Княжичи вылезли из-под ветлы сухие, но племянник решил сорвать горсть листьев, зажав ветку в пухлом кулаке, тряхнул её, так что всех троих осыпало и вымочило насквозь.
   — Тут мы не выберемся, скользко, падать будем, изгваздаемся, — рассудил Андрей, — Давай бор обойдём, я там в стене пролом тайный знаю, там положе будет.
Пошли берегом Неглинной, попеременно таща Васятку. Со стороны Кремля наносило горький серый дым. Крики стихли, но большая возня угадывалась. Стены уцелели, только слегка обуглились или закоптились — отсюда не разобрать. Младенец захотел есть, стал совать кулачки в рот и с плачем сосать их. Андрейка хромал и всё говорил про свой порез.
   — Примотай вон лопух, — посоветовал Иванчик.
   — Чем я его примотаю? Задницей твоей?
У моста увидели княжеских лошадей, которых конюхи выпустили из Кремля с началом пожара.
   — Эх, на коня бы! Обезножел я совсем, — признался Андрей. — И этого толстяка тащить нет мочи. Все руки отмотал. Замолчь! Погорельцы мы теперя, не жравши потерпишь.
Васятка, удивившись таковой строгости обращения, умолк.
Но кони, перейдя Неглинную вброд, убрели далеко в луга. Иванчик взял племянника на закорки. Тому понравилось, он стал дуть дяде в ухо, как бы наигрывая на губах. Иванчику было щекотно, тяжело и жарко.
Вошли в ворота — ахнули: вместо теремов высились чёрные остовы. Митрополичьи покои уцелели. Мимо них вдоль стены пошли к палатам Иванчика. Андрейка опять принялся стонать:
   — А мои-то? А мои-то как?
   — Тебе батюшка новые построит, — утешил его брат.
   — Постро-оит, жди, — растравлял сам себя Андрей.
Понурые, измученные люди встречались им, но никто не обращал на княжичей внимания. Всюду виднелись чёрные развалины, истекавшие вонючими дымными струями.
   — Эй, вы! — раздался голос. Оглянулись. Подьячий Нестерко ковылял к ним. — Мне спину отшибло бревном. А вы откуда?

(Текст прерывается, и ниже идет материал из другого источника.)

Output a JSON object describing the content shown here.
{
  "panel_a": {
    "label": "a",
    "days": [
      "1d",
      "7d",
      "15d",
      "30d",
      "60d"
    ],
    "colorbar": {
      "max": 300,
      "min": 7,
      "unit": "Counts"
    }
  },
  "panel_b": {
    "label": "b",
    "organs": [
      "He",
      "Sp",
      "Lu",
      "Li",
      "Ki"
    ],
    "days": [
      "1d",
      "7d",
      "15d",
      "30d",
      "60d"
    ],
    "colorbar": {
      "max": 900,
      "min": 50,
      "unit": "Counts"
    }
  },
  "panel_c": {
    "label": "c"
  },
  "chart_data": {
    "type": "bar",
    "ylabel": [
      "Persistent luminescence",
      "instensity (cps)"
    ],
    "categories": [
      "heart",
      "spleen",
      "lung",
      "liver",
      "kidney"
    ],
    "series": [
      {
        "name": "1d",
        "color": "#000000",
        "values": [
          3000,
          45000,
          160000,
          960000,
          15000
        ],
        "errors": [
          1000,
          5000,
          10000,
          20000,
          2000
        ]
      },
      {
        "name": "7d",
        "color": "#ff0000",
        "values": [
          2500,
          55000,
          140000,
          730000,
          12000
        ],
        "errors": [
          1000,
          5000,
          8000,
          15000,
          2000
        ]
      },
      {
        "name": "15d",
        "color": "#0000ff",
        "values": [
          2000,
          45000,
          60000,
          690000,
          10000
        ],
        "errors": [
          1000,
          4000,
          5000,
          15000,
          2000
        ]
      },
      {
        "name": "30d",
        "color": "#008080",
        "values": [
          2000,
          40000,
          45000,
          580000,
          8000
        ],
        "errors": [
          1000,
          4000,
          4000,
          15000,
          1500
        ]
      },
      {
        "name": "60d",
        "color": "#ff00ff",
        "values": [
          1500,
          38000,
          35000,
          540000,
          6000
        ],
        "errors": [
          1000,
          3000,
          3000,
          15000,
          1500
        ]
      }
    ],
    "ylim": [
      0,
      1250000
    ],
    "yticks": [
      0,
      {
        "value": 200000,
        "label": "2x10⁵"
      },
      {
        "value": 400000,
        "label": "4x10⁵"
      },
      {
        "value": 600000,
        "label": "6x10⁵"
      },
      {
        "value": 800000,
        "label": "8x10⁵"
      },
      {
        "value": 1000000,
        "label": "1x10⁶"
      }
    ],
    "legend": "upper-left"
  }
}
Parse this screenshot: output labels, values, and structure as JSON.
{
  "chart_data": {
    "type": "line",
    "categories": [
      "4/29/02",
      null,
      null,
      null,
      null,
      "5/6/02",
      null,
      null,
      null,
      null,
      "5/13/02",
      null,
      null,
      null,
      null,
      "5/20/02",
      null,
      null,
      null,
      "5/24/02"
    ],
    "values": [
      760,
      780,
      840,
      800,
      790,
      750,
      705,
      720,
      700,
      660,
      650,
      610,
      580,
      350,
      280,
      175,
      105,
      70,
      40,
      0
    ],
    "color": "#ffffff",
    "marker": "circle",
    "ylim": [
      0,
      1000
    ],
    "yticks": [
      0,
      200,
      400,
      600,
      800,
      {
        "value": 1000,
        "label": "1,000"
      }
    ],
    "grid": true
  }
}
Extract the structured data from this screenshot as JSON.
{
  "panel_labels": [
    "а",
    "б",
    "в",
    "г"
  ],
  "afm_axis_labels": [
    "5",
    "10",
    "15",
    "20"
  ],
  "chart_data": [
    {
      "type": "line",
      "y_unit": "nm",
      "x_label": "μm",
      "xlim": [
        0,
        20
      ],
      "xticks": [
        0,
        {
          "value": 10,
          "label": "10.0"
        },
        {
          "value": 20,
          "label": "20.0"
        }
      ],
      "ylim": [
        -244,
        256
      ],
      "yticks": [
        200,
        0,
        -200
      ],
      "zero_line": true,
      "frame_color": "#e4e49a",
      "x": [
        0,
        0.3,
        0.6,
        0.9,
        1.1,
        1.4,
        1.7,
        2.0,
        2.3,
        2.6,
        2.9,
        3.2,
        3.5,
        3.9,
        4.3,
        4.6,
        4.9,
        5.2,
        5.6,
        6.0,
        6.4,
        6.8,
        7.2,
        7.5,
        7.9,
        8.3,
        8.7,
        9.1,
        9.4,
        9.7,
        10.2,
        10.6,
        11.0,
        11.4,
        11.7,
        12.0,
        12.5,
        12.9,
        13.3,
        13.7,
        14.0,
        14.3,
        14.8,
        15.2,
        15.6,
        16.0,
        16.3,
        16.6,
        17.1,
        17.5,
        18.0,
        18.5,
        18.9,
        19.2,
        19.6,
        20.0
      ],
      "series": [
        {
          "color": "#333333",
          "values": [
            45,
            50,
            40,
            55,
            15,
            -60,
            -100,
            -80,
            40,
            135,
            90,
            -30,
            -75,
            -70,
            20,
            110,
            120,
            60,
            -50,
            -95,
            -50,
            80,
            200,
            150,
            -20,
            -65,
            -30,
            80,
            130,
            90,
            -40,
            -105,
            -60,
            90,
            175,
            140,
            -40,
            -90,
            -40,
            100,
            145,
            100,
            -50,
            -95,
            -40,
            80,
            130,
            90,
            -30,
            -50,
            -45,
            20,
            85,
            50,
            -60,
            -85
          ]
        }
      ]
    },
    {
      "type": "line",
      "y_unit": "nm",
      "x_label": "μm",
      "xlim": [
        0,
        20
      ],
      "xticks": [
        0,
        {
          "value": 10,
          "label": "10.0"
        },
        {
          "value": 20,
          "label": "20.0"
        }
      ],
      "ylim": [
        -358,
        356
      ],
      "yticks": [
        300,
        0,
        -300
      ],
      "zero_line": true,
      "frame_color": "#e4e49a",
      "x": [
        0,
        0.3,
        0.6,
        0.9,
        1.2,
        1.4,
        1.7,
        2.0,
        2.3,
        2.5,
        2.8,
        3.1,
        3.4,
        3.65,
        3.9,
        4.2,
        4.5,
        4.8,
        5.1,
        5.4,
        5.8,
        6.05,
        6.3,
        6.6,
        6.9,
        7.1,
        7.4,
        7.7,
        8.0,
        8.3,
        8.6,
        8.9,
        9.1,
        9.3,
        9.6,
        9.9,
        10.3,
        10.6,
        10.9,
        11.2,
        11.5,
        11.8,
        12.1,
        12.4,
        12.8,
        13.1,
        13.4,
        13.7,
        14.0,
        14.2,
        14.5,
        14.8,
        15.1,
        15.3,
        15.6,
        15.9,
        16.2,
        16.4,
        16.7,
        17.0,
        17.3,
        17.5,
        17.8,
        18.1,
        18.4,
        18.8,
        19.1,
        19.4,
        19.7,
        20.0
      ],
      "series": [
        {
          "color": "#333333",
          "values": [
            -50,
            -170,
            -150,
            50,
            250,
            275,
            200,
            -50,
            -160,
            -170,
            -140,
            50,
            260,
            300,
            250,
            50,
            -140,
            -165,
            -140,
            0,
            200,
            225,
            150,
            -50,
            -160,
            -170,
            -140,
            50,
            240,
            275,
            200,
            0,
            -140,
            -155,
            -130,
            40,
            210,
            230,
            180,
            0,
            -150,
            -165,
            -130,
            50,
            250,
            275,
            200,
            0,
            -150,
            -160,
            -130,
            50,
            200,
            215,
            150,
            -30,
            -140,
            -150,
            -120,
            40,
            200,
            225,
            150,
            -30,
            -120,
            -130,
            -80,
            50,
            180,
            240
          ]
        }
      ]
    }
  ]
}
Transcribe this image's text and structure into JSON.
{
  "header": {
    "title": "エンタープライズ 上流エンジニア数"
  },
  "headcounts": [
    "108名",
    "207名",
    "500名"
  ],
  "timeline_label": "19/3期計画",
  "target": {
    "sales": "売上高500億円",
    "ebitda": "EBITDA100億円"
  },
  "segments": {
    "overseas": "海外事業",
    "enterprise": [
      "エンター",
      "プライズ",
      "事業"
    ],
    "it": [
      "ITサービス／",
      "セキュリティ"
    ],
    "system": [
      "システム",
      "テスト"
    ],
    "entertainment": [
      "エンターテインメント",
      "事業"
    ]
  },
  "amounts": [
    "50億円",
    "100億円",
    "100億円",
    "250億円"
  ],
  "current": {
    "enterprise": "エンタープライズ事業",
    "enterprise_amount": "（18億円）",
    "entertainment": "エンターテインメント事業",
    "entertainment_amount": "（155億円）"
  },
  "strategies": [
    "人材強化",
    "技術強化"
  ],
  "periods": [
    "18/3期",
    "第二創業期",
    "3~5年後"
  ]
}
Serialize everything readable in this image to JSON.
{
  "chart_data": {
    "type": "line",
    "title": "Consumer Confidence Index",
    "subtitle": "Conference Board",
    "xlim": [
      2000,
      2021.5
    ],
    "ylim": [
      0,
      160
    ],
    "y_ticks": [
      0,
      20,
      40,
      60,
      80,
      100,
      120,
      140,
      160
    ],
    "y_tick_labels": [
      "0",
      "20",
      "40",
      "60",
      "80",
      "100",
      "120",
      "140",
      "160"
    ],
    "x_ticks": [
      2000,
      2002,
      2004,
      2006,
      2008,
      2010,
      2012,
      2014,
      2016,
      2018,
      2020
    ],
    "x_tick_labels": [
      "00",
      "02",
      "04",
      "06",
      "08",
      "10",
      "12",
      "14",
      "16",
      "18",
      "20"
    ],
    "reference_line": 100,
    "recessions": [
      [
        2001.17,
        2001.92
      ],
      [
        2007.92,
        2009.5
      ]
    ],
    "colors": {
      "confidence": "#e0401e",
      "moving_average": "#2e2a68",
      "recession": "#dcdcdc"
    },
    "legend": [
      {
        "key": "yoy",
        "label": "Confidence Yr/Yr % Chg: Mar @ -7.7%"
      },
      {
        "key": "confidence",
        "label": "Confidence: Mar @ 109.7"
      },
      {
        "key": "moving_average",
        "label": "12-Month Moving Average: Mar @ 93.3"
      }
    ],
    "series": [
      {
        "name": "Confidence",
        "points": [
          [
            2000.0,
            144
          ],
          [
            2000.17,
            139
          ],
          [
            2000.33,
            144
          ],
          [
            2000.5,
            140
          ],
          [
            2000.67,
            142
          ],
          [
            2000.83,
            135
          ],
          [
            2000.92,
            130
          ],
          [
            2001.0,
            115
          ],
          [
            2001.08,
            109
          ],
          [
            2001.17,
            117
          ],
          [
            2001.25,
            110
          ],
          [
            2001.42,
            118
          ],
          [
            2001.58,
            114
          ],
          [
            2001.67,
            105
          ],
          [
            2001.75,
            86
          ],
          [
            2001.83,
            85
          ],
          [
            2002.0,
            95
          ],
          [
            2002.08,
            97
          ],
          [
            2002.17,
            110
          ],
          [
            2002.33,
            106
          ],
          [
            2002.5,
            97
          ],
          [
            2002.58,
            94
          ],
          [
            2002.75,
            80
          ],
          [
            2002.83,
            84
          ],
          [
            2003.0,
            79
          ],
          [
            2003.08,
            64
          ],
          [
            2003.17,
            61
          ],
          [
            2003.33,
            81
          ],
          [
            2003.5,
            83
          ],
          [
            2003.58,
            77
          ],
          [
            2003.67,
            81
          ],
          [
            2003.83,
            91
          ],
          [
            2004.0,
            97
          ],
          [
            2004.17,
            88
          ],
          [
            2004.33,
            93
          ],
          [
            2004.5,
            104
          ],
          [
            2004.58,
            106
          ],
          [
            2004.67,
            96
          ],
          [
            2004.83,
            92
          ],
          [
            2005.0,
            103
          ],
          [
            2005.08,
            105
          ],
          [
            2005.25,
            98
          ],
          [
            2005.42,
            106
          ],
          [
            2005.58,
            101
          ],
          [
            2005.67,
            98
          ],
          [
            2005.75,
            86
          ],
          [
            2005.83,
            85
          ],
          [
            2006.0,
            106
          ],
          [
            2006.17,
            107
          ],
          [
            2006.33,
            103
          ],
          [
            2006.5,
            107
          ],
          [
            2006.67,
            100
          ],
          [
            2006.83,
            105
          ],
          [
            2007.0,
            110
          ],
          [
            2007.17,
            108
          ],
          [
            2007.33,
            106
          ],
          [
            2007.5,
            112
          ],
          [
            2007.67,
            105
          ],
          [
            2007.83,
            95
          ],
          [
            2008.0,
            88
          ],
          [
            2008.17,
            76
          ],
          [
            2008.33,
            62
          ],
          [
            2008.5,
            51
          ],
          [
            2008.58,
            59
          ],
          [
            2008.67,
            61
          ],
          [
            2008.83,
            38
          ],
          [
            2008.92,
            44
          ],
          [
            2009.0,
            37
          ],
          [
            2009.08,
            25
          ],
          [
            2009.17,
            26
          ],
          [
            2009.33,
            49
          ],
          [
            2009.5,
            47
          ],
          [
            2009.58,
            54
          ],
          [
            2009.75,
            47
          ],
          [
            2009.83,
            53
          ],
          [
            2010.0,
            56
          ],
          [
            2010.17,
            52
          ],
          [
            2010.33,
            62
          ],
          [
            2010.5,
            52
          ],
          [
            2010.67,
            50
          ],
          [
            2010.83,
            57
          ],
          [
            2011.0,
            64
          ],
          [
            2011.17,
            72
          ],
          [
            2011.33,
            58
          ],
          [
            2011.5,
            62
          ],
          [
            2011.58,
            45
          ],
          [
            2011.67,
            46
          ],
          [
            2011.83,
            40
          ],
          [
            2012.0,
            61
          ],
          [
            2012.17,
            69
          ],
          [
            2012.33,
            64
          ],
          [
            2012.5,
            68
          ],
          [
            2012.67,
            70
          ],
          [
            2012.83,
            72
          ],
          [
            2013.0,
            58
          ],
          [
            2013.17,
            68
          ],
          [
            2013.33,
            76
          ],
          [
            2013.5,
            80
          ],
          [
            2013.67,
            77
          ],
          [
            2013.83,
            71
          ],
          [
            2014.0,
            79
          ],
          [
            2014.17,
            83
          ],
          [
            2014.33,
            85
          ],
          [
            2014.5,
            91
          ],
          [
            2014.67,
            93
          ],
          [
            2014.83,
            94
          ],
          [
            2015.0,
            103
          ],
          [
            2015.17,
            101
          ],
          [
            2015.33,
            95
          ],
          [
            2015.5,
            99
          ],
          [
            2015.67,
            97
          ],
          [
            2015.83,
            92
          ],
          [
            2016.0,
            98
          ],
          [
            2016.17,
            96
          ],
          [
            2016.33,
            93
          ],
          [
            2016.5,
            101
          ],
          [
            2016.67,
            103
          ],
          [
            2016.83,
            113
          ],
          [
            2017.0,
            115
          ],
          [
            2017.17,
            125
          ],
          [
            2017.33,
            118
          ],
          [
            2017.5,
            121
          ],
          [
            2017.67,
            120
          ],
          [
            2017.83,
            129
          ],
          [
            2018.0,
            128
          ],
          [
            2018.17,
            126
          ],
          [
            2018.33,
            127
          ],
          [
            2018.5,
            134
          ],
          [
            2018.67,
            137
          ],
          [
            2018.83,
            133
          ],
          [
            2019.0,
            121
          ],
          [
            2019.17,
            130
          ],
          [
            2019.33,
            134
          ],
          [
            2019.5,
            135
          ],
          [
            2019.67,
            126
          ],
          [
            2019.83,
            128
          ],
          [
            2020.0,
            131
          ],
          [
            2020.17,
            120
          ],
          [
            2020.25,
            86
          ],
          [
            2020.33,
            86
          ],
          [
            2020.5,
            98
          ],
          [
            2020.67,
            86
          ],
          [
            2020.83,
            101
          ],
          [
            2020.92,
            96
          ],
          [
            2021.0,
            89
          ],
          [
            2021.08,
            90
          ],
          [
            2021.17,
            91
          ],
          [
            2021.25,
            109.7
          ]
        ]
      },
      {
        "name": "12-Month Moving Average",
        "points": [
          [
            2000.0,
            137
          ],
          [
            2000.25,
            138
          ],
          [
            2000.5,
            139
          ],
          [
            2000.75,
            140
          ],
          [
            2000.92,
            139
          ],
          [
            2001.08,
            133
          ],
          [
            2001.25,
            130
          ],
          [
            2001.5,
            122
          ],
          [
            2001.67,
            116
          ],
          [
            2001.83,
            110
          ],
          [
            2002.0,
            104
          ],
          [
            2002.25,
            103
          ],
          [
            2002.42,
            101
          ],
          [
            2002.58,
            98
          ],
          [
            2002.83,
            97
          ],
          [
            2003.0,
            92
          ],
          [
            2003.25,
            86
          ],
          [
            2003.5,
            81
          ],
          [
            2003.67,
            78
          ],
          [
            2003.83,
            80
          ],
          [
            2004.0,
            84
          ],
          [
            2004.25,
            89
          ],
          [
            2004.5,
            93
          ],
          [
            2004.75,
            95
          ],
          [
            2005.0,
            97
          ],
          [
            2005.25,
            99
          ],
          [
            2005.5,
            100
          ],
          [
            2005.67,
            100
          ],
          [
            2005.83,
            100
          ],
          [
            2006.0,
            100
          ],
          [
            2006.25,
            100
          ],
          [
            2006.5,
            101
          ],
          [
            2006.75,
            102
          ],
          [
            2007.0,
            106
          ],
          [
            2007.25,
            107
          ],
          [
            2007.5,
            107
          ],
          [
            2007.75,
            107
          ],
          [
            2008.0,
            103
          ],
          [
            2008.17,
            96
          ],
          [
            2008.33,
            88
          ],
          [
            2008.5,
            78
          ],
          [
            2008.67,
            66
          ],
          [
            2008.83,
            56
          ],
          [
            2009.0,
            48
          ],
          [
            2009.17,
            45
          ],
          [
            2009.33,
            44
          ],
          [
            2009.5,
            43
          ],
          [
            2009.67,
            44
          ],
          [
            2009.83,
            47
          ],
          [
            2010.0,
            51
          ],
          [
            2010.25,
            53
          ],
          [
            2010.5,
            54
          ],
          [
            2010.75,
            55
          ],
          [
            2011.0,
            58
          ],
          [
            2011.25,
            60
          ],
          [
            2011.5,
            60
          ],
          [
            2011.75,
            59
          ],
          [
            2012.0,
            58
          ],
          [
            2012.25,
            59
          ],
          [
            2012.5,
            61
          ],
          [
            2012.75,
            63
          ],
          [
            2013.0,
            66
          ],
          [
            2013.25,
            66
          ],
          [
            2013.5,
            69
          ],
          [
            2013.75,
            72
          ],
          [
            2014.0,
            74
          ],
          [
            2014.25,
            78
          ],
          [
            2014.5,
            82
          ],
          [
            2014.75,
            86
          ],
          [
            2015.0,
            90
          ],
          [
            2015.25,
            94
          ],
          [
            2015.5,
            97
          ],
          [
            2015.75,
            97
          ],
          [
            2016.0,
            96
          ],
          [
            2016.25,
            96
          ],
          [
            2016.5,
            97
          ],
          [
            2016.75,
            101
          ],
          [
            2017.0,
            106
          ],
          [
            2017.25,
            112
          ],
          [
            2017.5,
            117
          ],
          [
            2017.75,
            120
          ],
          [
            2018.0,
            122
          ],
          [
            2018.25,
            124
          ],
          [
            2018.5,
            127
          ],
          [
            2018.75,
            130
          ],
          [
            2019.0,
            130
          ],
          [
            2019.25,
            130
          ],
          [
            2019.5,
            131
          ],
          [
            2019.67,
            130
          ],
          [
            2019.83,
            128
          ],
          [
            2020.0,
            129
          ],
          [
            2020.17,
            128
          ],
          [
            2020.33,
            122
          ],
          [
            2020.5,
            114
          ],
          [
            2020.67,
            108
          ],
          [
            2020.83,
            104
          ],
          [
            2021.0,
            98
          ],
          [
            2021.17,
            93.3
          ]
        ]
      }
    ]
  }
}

   — Мы дитя спасли, — важно сказал Андрей.
   — А чего он у вас такой чумазый? С курами клевал?
Васятка как будто понял, что про него речь, изъявил готовность зареветь.
   — Ну, чу, чу! — сказал ему Иванчик и погладил по голове.
Нестерко вдруг стал смеяться.
   — Ты чё это? — удивились княжичи.
Тот только мотал головой, поджимался и наконец сел на землю, прямо в грязь. Рубаха на нём была разорвана от горла и сползала с плеч, волосы спутаны и опачканы почему-то жидкой глиной.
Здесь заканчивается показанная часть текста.